Customize! | Transformar uma roupa dando uma nova modelagem ou mesmo aplicando pedras e rendas, é uma atitude cool, criativa e original. O conceito, aliás, nunca esteve tão em alta. A internet está cheia de tutoriais bacanas, revistas – como a Manequim – incentivam essa prática de maneira antenada com a moda e há até um movimento inspirando alternativas para dar cara nova às roupas antigas. É o **Roupa livre, que incentiva uma relação mais consciente com o ato de vestir-se. Uma da criadoras, a estilista Gabriela Mazepa, organiza oficinas de re-roupa  em vários estados – uma delas, você transforma uma camisa em saia em pouquíssimo tempo! Vale ficar de olho na agenda no movimento.

Mande fazer! | Houve um tempo em que mandar fazer uma roupa na costureira era a única opção para manter-se antenado à moda – seja rico ou pobre. O ofício, porém, nunca se perdeu no tempo e o hábito, que andou com status de “coisa de vó’, nunca esteve tão na moda. É uma forma de adquirir uma peça sob medida, ou seja, perfeita na sua silhueta. De qualidade, já que você vai escolher o tecido; e justa, já que estará fortalecendo a economia local e feita à mão. O melhor: pode criar o que você quiser que alguém vai dar vida peça com todo carinho do mundo!

Compre de quem faz | Pequenas confecções e estilistas estão aí por feiras vendendo suas peças por um preço muito maios justo do que na grande indústria, os varejistas. Comprar de quem faz é sustentável, fortalece a economia regional e garante que você não esteja apoiando um comércio que explore trabalhadores. Estas, aliás, são algumas das vantagens destacadas pelo manifesto Compro de Quem Faz, um movimento a favor de artesãos e artistas independentes.
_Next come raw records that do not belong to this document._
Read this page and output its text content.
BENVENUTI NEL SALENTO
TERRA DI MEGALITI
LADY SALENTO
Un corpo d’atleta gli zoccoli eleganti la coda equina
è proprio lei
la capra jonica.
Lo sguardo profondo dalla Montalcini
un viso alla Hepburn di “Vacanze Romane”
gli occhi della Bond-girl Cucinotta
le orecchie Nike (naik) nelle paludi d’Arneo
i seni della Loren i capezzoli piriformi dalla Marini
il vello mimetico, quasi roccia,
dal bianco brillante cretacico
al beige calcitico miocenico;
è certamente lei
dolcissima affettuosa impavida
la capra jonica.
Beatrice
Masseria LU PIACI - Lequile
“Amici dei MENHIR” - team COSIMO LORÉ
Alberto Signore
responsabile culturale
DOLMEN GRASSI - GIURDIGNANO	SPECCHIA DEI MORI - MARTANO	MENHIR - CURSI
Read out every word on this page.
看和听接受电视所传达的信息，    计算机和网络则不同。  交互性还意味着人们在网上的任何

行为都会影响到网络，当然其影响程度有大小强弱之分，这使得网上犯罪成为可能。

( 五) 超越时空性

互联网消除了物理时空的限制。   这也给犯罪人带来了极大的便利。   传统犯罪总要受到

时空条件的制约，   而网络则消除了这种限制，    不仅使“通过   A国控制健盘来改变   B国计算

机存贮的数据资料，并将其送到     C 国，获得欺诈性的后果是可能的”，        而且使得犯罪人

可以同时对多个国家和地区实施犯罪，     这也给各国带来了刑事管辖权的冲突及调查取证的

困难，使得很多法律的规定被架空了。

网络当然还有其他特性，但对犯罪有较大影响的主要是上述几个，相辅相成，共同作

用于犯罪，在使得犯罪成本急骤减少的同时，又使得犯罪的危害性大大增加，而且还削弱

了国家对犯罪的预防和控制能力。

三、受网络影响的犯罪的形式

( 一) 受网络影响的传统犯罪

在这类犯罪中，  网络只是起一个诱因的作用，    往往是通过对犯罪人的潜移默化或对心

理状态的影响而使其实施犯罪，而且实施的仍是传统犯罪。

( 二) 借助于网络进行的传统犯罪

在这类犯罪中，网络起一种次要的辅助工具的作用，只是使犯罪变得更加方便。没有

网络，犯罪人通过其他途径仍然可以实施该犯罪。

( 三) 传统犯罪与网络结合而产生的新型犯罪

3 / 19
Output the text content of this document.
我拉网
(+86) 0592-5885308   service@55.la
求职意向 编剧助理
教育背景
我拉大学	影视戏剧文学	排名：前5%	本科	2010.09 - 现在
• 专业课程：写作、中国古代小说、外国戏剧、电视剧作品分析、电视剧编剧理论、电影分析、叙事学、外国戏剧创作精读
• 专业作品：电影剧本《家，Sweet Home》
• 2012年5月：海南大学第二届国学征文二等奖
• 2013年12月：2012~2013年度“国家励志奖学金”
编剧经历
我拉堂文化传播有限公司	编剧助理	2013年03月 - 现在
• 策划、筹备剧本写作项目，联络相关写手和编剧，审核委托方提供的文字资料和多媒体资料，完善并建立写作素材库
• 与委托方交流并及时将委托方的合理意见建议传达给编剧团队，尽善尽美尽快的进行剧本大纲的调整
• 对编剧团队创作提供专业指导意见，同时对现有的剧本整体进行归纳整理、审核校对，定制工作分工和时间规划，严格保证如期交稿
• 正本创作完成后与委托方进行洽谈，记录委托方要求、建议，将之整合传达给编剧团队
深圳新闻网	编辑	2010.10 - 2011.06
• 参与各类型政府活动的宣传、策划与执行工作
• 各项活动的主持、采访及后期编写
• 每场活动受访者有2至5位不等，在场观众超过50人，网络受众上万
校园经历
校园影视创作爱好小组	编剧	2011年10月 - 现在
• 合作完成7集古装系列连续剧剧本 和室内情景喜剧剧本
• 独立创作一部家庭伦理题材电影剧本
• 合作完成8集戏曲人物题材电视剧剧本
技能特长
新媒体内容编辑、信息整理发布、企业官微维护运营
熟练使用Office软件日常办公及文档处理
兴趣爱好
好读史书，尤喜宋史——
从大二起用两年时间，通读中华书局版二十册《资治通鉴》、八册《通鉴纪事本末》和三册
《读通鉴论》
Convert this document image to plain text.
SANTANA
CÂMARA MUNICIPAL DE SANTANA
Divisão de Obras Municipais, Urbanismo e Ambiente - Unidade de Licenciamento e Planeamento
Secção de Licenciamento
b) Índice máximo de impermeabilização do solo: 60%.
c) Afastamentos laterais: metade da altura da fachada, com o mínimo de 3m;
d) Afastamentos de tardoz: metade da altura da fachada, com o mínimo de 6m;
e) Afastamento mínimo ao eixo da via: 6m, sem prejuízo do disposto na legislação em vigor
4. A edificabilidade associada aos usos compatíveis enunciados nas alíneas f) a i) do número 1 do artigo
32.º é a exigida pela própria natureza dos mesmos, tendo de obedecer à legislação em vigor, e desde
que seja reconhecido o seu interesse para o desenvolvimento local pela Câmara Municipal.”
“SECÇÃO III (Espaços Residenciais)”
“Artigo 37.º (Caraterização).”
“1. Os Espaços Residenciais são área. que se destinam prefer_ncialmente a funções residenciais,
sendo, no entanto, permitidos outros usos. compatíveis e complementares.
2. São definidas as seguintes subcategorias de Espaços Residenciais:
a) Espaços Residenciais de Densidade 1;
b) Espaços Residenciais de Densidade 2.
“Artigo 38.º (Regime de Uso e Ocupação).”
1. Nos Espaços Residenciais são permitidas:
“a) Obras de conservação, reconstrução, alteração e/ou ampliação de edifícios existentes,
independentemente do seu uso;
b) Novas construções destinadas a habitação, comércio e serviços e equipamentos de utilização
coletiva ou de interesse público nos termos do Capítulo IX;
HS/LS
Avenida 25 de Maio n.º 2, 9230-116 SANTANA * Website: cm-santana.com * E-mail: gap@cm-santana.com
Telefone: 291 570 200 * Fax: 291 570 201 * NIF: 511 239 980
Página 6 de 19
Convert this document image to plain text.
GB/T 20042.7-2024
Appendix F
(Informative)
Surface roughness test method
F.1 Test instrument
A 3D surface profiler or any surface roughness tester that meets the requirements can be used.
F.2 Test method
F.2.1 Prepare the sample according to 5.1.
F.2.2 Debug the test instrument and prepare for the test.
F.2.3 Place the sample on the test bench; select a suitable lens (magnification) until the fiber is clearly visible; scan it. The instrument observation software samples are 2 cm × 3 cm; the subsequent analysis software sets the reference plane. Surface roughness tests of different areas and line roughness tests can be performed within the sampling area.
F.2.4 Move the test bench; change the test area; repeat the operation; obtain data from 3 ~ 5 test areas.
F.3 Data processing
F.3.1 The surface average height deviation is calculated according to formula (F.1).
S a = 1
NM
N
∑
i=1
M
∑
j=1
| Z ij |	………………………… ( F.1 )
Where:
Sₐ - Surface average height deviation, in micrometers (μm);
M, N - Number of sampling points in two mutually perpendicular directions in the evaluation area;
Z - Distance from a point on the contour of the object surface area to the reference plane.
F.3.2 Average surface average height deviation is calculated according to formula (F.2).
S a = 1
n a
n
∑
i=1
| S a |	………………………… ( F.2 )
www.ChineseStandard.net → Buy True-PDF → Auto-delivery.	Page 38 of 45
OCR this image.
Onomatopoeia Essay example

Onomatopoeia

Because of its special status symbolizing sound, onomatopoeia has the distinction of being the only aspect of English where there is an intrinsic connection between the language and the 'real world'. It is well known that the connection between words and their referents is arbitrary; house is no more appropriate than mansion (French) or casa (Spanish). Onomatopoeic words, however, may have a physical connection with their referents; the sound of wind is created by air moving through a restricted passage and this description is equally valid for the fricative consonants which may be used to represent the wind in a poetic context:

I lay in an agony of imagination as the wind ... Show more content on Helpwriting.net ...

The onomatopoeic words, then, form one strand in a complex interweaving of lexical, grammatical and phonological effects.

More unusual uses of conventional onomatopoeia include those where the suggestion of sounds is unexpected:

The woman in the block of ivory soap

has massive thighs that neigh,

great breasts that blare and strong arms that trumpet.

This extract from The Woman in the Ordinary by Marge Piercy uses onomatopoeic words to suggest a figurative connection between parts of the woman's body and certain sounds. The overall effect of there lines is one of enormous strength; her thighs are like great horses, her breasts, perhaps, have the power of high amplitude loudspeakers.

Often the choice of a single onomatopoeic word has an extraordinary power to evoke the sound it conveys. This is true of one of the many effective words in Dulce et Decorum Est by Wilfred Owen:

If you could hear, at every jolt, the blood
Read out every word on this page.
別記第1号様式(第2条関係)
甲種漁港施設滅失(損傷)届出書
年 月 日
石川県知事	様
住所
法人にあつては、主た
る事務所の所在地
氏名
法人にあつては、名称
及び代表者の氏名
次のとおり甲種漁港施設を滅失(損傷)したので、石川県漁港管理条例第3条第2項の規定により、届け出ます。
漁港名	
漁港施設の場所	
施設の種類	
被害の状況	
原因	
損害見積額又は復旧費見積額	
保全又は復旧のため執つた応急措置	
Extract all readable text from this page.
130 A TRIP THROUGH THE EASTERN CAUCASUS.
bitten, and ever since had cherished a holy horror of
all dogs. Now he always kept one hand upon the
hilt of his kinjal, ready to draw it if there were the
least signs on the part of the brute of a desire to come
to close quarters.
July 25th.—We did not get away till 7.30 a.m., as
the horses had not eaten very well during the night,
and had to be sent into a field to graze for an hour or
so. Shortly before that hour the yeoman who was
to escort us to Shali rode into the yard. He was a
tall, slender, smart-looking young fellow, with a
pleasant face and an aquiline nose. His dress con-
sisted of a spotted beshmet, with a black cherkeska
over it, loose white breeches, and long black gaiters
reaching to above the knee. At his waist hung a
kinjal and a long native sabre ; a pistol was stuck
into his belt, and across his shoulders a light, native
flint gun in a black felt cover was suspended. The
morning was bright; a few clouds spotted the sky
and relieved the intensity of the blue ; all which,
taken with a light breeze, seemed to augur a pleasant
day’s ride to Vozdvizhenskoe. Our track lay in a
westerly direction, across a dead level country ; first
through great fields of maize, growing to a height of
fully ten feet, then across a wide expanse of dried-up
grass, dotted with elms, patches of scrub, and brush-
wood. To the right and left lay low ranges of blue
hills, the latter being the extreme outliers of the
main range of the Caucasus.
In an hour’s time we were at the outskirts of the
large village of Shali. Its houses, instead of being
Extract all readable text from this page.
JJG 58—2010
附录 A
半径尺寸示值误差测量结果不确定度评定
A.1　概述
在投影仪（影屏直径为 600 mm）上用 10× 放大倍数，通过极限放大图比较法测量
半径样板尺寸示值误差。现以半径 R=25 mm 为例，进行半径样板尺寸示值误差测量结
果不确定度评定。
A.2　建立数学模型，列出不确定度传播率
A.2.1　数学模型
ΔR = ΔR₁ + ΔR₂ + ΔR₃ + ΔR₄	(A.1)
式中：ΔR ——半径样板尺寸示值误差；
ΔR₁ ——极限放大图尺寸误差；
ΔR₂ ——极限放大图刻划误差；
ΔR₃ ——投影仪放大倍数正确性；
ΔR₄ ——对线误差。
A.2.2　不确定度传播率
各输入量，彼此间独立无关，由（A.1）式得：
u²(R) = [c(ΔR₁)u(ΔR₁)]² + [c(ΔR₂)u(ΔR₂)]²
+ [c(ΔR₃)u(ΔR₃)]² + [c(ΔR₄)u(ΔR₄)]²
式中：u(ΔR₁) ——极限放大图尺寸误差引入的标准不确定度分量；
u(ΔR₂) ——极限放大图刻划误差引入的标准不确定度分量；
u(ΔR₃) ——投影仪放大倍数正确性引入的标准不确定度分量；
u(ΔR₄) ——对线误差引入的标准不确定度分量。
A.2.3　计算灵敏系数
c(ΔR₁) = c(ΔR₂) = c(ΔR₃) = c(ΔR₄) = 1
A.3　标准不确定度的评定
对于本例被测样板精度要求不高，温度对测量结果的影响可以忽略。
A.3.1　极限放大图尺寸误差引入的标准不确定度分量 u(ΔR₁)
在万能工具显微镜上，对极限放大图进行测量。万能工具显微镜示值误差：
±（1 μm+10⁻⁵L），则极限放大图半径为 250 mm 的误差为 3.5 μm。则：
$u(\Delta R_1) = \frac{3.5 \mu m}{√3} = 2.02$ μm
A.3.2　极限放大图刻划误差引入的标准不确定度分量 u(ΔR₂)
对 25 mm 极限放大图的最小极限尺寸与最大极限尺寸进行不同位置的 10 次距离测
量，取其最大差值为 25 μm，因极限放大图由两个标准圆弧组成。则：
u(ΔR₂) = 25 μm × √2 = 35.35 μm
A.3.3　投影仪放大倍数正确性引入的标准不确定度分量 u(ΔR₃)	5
No mais, seja curioso e procure saber quem faz a roupa que você está comprando, como e até de onde vem a matéria prima utilizada.

Ou faça você mesmo | Concluir algo feito com as próprias mãos, causa uma sensação indescritível. Costurar, bordar, customizar são ofícios que se perderam nas últimas décadas mas está mais valorizada do que nunca. Já está fácil encontrar cursos rápidos para aprender técnicas manuais. Se você é de SP, pode dar uma olhada no Rainhas da Costura, Novelaria, além de algumas unidades do Sesc São Paulo, como a Pompeia e Consolação, sempre estão com uma grade variada de cursos de técnicas manuais. Na internet, o EduK também está com cursos bem bacanas que podem ser assistidos gratuitamente na primeira exibição.

Troca esperta | Quer renovar o armário e liberar espaço para peças novas? Faça um troca-troca fashion entre amigas com o gosto parecido. Organize um chá da tarde ou noite de drinks em que cada um leva peças que não quer mais e trocam entre si. É mais divertido do que apenas vender suas peças para elas – o que também é uma boa ideia, já que você vai ganhar capital para comprar novas roupas.

Cuide bem da sua roupa! |  Isso incluir, além de lavar do jeito correto – sempre especificado na etiqueta – lavar menos! Quando chegar em casa, deixe a peça pendurada em um cabine no varal. Assim ela vai “respirar” e, se foi apenas uma “usadinha básica” você não terá a necessidade de mandar para lavagem.

Não quer usar, doe! |  Mas a peça precisar estar em bom estado, lavada e passada. Doe com carinho!

Seja curioso | Antes de finalizar uma compra, procure saber quem faz a sua peça, aonde, como e até de onde vem a matéria prima utilizada. Não é por que é da grande indústria que não é sustentável e nem sempre algo feito à mão, do lado de casa, é 100% correto.  As informações do que acontece nos bastidores da grande indústria são sempre uma polêmica quando vem à tona, normalmente por meio de reportagens investigativas e documentários. O ‘The Tue Cost’, disponível no NetFlix, é uma boa fonte – mas é forte,viu! O documentário mostra como a atitude de comprar em uma fast fashion apoia  indústrias que querem lucros com poucos custos, ou seja, por meio do serviço de trabalhadores que…bom, assista ao doc e  descubra. É impossível não se sentir culpado.

 

**Dados divulgados pelo movimento Roupa Livre.